Disk format ≠ RAM format. On disk, I want minimal bytes — VByte gaps, sequential, compact. In RAM, I want random access — HashMap, O(1) lookups. Compression is the translation layer. Decode once per query per term, use the HashMap many times during phrase filtering.
The two laws that make IR compression work:
- Heaps' law: vocabulary grows as ~√T (sublinear). Your dictionary stays manageable.
- Zipf's law: most terms are rare (large gaps, few postings), a few terms are very frequent (tiny gaps, massive compression). The distribution is perfectly shaped for variable-length encoding.
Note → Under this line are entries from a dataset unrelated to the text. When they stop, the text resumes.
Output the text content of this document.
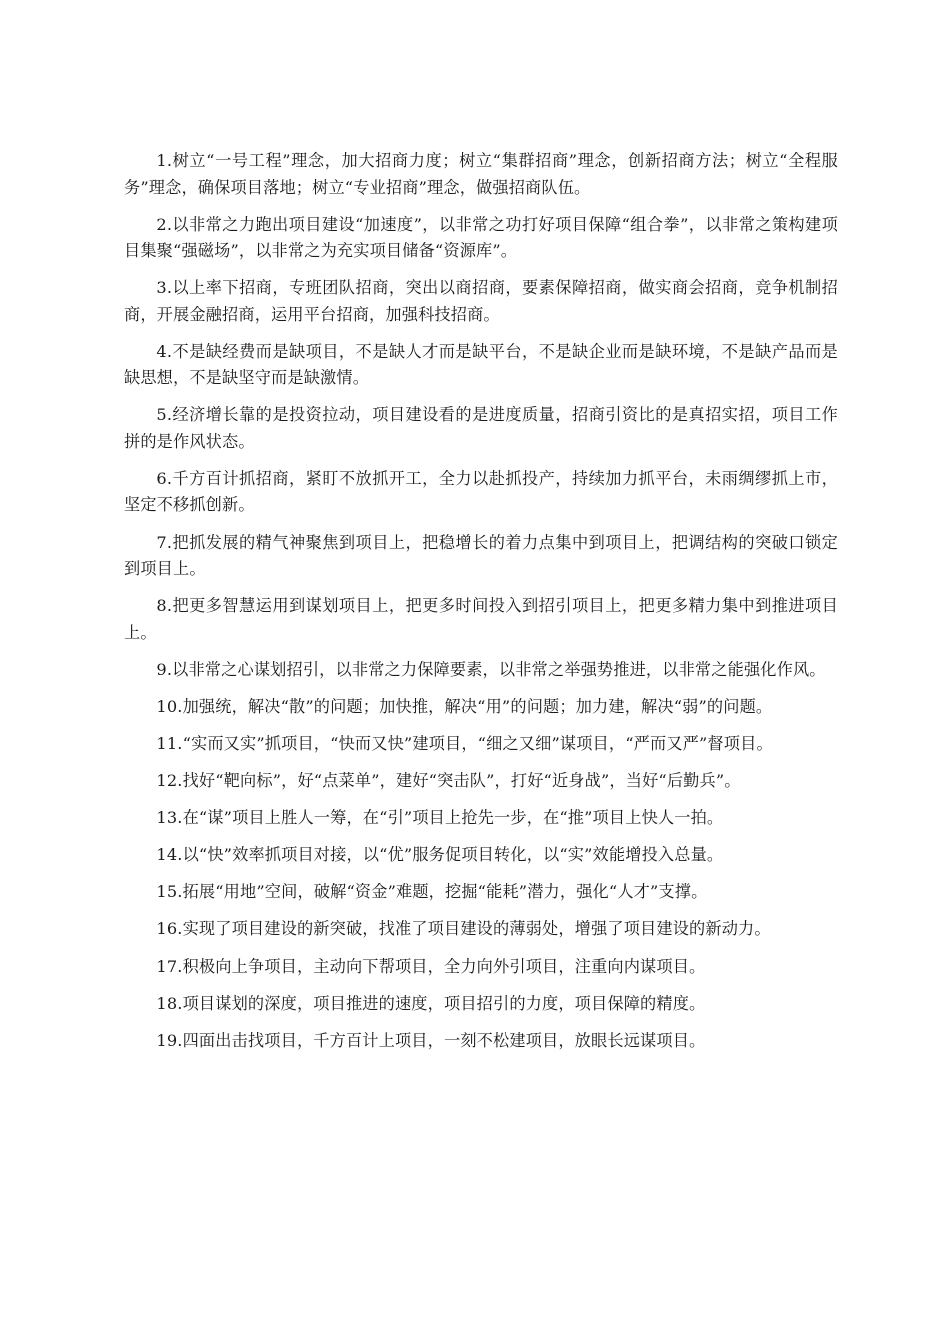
1.树立“一号工程”理念，加大招商力度；树立“集群招商”理念，创新招商方法；树立“全程服务”理念，确保项目落地；树立“专业招商”理念，做强招商队伍。

2.以非常之力跑出项目建设“加速度”，以非常之功打好项目保障“组合拳”，以非常之策构建项目集聚“强磁场”，以非常之为充实项目储备“资源库”。

3.以上率下招商，专班团队招商，突出以商招商，要素保障招商，做实商会招商，竞争机制招商，开展金融招商，运用平台招商，加强科技招商。

4.不是缺经费而是缺项目，不是缺人才而是缺平台，不是缺企业而是缺环境，不是缺产品而是缺思想，不是缺坚守而是缺激情。

5.经济增长靠的是投资拉动，项目建设看的是进度质量，招商引资比的是真招实招，项目工作拼的是作风状态。

6.千方百计抓招商，紧盯不放抓开工，全力以赴抓投产，持续加力抓平台，未雨绸缪抓上市，坚定不移抓创新。

7.把抓发展的精气神聚焦到项目上，把稳增长的着力点集中到项目上，把调结构的突破口锁定到项目上。

8.把更多智慧运用到谋划项目上，把更多时间投入到招引项目上，把更多精力集中到推进项目上。

9.以非常之心谋划招引，以非常之力保障要素，以非常之举强势推进，以非常之能强化作风。

10.加强统，解决“散”的问题；加快推，解决“用”的问题；加力建，解决“弱”的问题。

11.“实而又实”抓项目，“快而又快”建项目，“细之又细”谋项目，“严而又严”督项目。

12.找好“靶向标”，好“点菜单”，建好“突击队”，打好“近身战”，当好“后勤兵”。

13.在“谋”项目上胜人一筹，在“引”项目上抢先一步，在“推”项目上快人一拍。

14.以“快”效率抓项目对接，以“优”服务促项目转化，以“实”效能增投入总量。

15.拓展“用地”空间，破解“资金”难题，挖掘“能耗”潜力，强化“人才”支撑。

16.实现了项目建设的新突破，找准了项目建设的薄弱处，增强了项目建设的新动力。

17.积极向上争项目，主动向下帮项目，全力向外引项目，注重向内谋项目。

18.项目谋划的深度，项目推进的速度，项目招引的力度，项目保障的精度。

19.四面出击找项目，千方百计上项目，一刻不松建项目，放眼长远谋项目。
Small improvement: graceful term dropping
I also added handling for query terms that can't be corrected — words that don't exist in the index even after spell correction. Previously the engine would silently return zero results. Now it drops unmatched terms with a warning:
Dropping 'xyzqwk' -- no match found in index
Warning: 1 term(s) dropped, results may be broader than intended
The user sees what happened instead of getting an empty result set. Small thing, but it's the difference between a tool and a product.
What's still broken
My merge still loads all blocks into RAM simultaneously. The whole point of blocked index construction is that blocks don't fit in memory — you merge them with a k-way external merge using a priority queue, one term at a time. The new sequential block format I built today (sorted terms, self-delimiting entries) makes this fix possible — I can now cursor through a block file without loading it all. That's next.
What's next
Chapter 6 — scoring with TF-IDF and the vector space model. Right now my engine returns a flat list of matching document IDs. No ranking. A document that mentions "United States of America" 47 times is treated the same as one that mentions it once. That changes next.